Re: IPC/MultixactCreation on the Standby server

From: Andrey Borodin <x4mmm(at)yandex-team(dot)ru>
To: Álvaro Herrera <alvherre(at)kurilemu(dot)de>
Cc: Dmitry <dsy(dot)075(at)yandex(dot)ru>, pgsql-hackers(at)lists(dot)postgresql(dot)org
Subject: Re: IPC/MultixactCreation on the Standby server
Date: 2025-07-27 11:53:45
Message-ID: A638A5AC-B5F7-4E3E-BD07-EC0D56A14B41@yandex-team.ru
Views: Whole Thread | Raw Message | Download mbox | Resend email
Thread:
Lists: pgsql-hackers

> On 26 Jul 2025, at 22:44, Álvaro Herrera <alvherre(at)kurilemu(dot)de> wrote:
>
> On 2025-Jul-25, Andrey Borodin wrote:
>
>> Also I've discovered one more serious problem.
>> If a backend crashes just before WAL-logging multi, any heap tuple
>> that uses this multi will become unreadable. Any attempt to read it
>> will hang forever.
>>
>> I've reproduced the problem and now I'm working on scripting this
>> scenario. Basically, I modify code to hang forever after assigning
>> multi number 2.
>
> It took me a minute to understand this, and I think your description is
> slightly incorrect: you mean that the heap tuple that uses the PREVIOUS
> multixact cannot be read (at least, that's what I understand from your
> reproducer script).
Yes, I explained a bit incorrectly, but you got the problem correctly.

>
> Looking at this,
>
> /*
> * We want to avoid edge case 2 in redo, because we cannot wait for
> * startup process in GetMultiXactIdMembers() without risk of a
> * deadlock.
> */
> MultiXactId next = multi + 1;
> int next_pageno;
>
> /* Handle wraparound as GetMultiXactIdMembers() does it. */
> if (multi < FirstMultiXactId)
> multi = FirstMultiXactId;
>
> Don't you mean to test and change the value 'next' rather than 'multi'
> here?
Yup, that was typo.

>
> In this bit,
>
> * We do not need to handle race conditions, because this code
> * is only executed in redo and we hold
> * MultiXactOffsetSLRULock.
>
> I think it'd be good to have an
> Assert(LWLockHeldByMeInMode(MultiXactOffsetSLRULock, LW_EXCLUSIVE));
> just for peace of mind.
Ugh, that uncovered 17+ problem: now we have a couple of locks simultaneously. I'll post a version with this a later.

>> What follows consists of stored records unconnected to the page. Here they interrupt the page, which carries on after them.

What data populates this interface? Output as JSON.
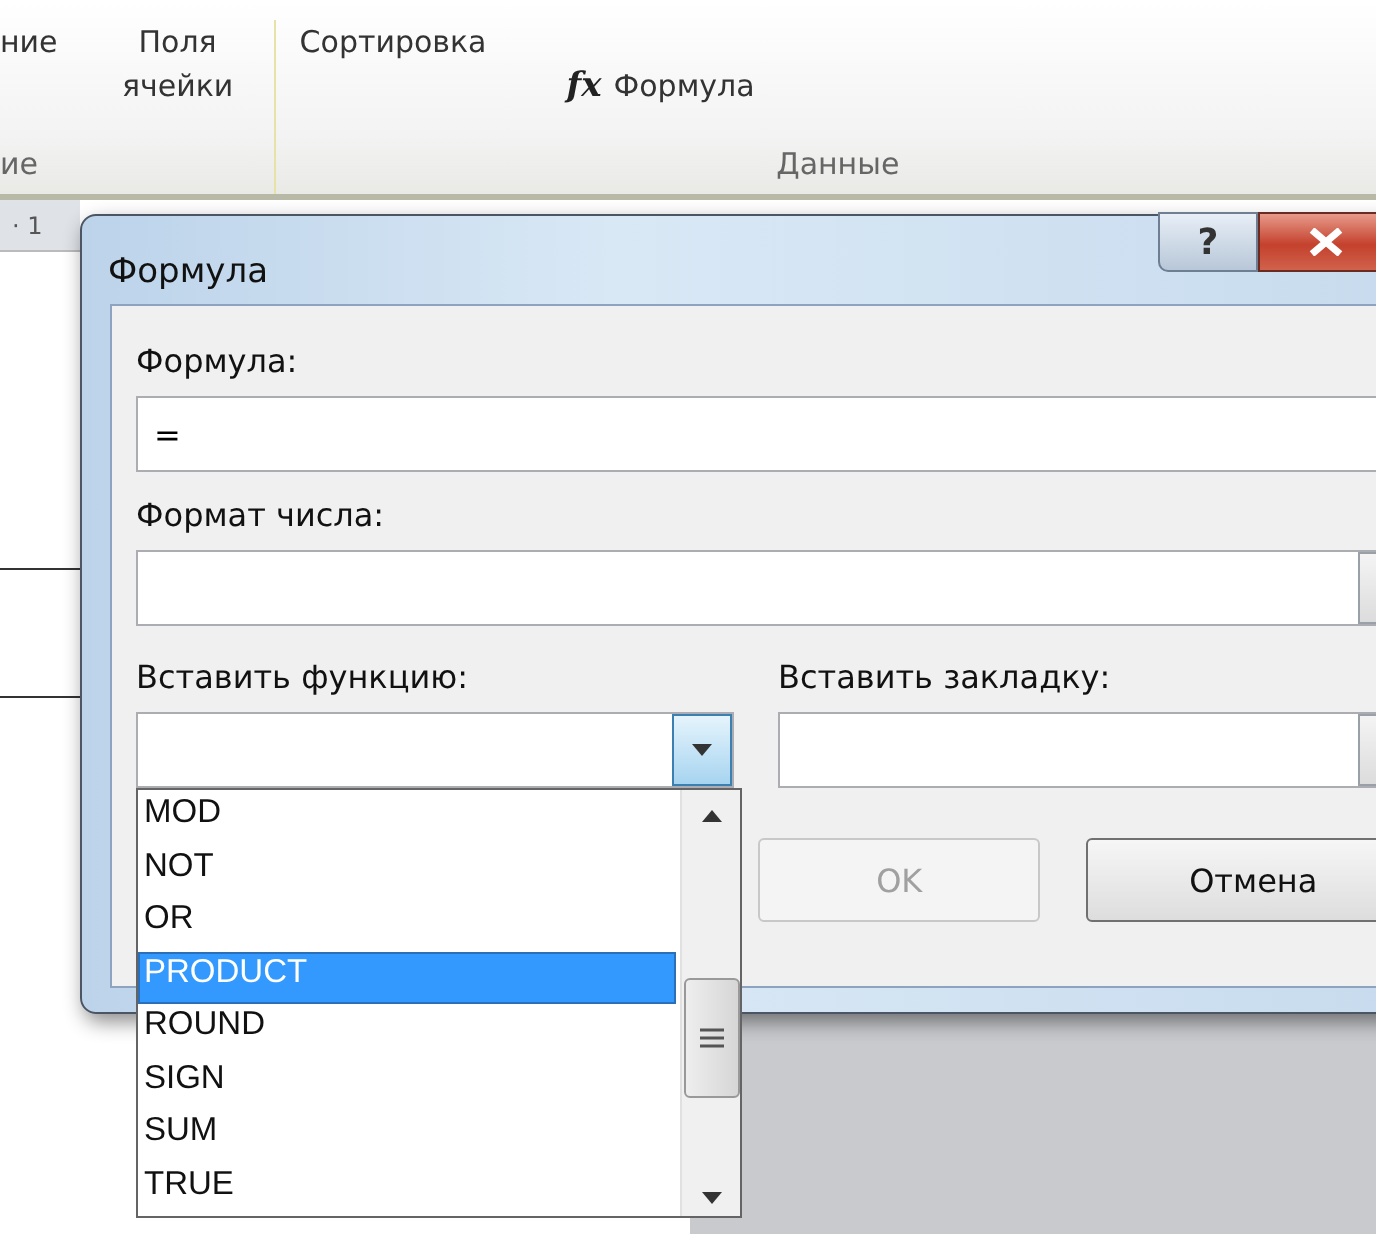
{
  "ribbon": {
    "groups": [
      {
        "buttons": [
          {
            "label": "ние"
          },
          {
            "label": "Поля ячейки"
          }
        ],
        "label": "ие"
      },
      {
        "buttons": [
          {
            "label": "Сортировка"
          },
          {
            "label": "Формула",
            "icon": "fx"
          }
        ],
        "label": "Данные"
      }
    ]
  },
  "ruler": {
    "mark": "· 1"
  },
  "dialog": {
    "title": "Формула",
    "help": "?",
    "formula": {
      "label": "Формула:",
      "value": "="
    },
    "number_format": {
      "label": "Формат числа:"
    },
    "paste_function": {
      "label": "Вставить функцию:",
      "open": true,
      "items": [
        {
          "label": "MOD",
          "selected": false
        },
        {
          "label": "NOT",
          "selected": false
        },
        {
          "label": "OR",
          "selected": false
        },
        {
          "label": "PRODUCT",
          "selected": true
        },
        {
          "label": "ROUND",
          "selected": false
        },
        {
          "label": "SIGN",
          "selected": false
        },
        {
          "label": "SUM",
          "selected": false
        },
        {
          "label": "TRUE",
          "selected": false
        }
      ]
    },
    "paste_bookmark": {
      "label": "Вставить закладку:"
    },
    "buttons": [
      {
        "label": "OK",
        "disabled": true
      },
      {
        "label": "Отмена",
        "disabled": false
      }
    ]
  }
}
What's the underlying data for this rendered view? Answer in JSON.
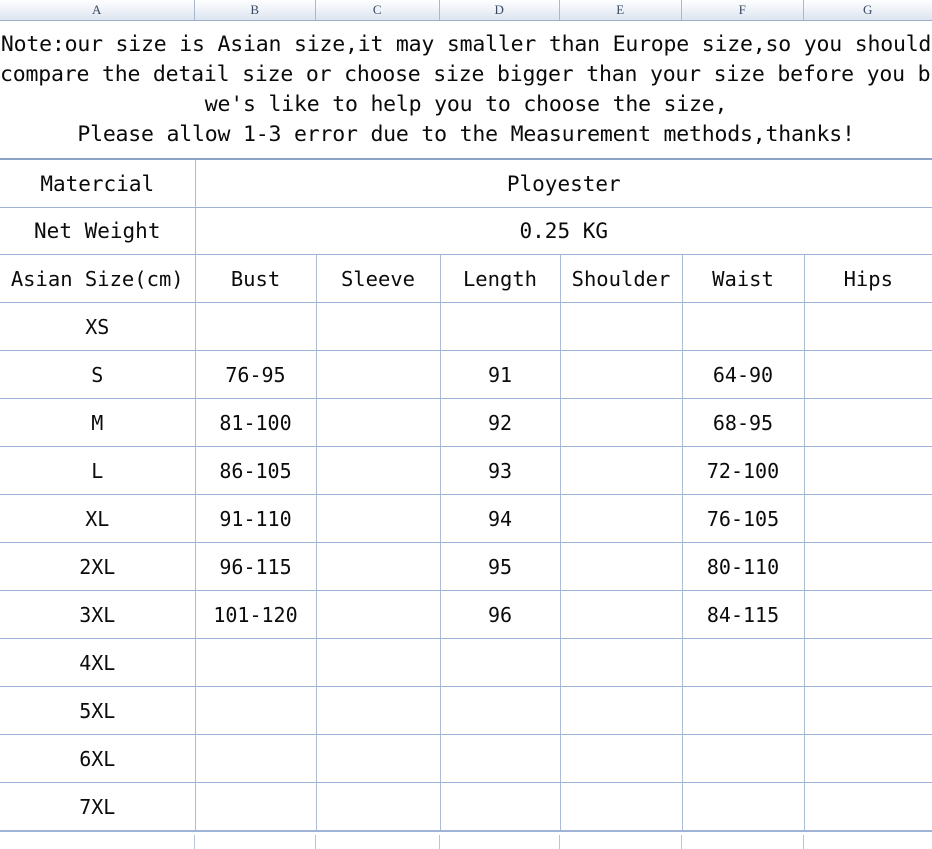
{
  "spreadsheet": {
    "column_headers": [
      "A",
      "B",
      "C",
      "D",
      "E",
      "F",
      "G"
    ]
  },
  "note": {
    "lines": [
      "Note:our size is Asian size,it may smaller than Europe size,so you should",
      "compare the detail size or choose size bigger than your size before you buy,",
      "we's like to help you to choose the size,",
      "Please allow 1-3 error due to the Measurement methods,thanks!"
    ]
  },
  "info_rows": [
    {
      "label": "Matercial",
      "value": "Ployester"
    },
    {
      "label": "Net Weight",
      "value": "0.25 KG"
    }
  ],
  "size_table": {
    "headers": [
      "Asian Size(cm)",
      "Bust",
      "Sleeve",
      "Length",
      "Shoulder",
      "Waist",
      "Hips"
    ],
    "rows": [
      {
        "size": "XS",
        "bust": "",
        "sleeve": "",
        "length": "",
        "shoulder": "",
        "waist": "",
        "hips": ""
      },
      {
        "size": "S",
        "bust": "76-95",
        "sleeve": "",
        "length": "91",
        "shoulder": "",
        "waist": "64-90",
        "hips": ""
      },
      {
        "size": "M",
        "bust": "81-100",
        "sleeve": "",
        "length": "92",
        "shoulder": "",
        "waist": "68-95",
        "hips": ""
      },
      {
        "size": "L",
        "bust": "86-105",
        "sleeve": "",
        "length": "93",
        "shoulder": "",
        "waist": "72-100",
        "hips": ""
      },
      {
        "size": "XL",
        "bust": "91-110",
        "sleeve": "",
        "length": "94",
        "shoulder": "",
        "waist": "76-105",
        "hips": ""
      },
      {
        "size": "2XL",
        "bust": "96-115",
        "sleeve": "",
        "length": "95",
        "shoulder": "",
        "waist": "80-110",
        "hips": ""
      },
      {
        "size": "3XL",
        "bust": "101-120",
        "sleeve": "",
        "length": "96",
        "shoulder": "",
        "waist": "84-115",
        "hips": ""
      },
      {
        "size": "4XL",
        "bust": "",
        "sleeve": "",
        "length": "",
        "shoulder": "",
        "waist": "",
        "hips": ""
      },
      {
        "size": "5XL",
        "bust": "",
        "sleeve": "",
        "length": "",
        "shoulder": "",
        "waist": "",
        "hips": ""
      },
      {
        "size": "6XL",
        "bust": "",
        "sleeve": "",
        "length": "",
        "shoulder": "",
        "waist": "",
        "hips": ""
      },
      {
        "size": "7XL",
        "bust": "",
        "sleeve": "",
        "length": "",
        "shoulder": "",
        "waist": "",
        "hips": ""
      }
    ]
  },
  "colors": {
    "grid_line": "#aabcd8",
    "header_text": "#3a4a63",
    "note_background": "#fdfdf8",
    "text": "#0b0b0b"
  }
}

> Also, commit c61678551699 removed
> ZeroMultiXactOffsetPage(), but since you have 'false' as the second
> argument, then SimpleLruZeroPage() is enough. (I wondered why isn't
> WAL-logging necessary ... until I remember that we're in a standby. I
> think a simple comment here like "no WAL-logging because we're a
> standby" should suffice.)

Agree.

I've made a test [0] and discovered another problem. Adding this checkpoint breaks the test[1] even after a fix[2].
I suspect that excluding "edge case 2" on standby is simply not enough... we have to do this "next offset" dance on Primary too. I'll think more about other options.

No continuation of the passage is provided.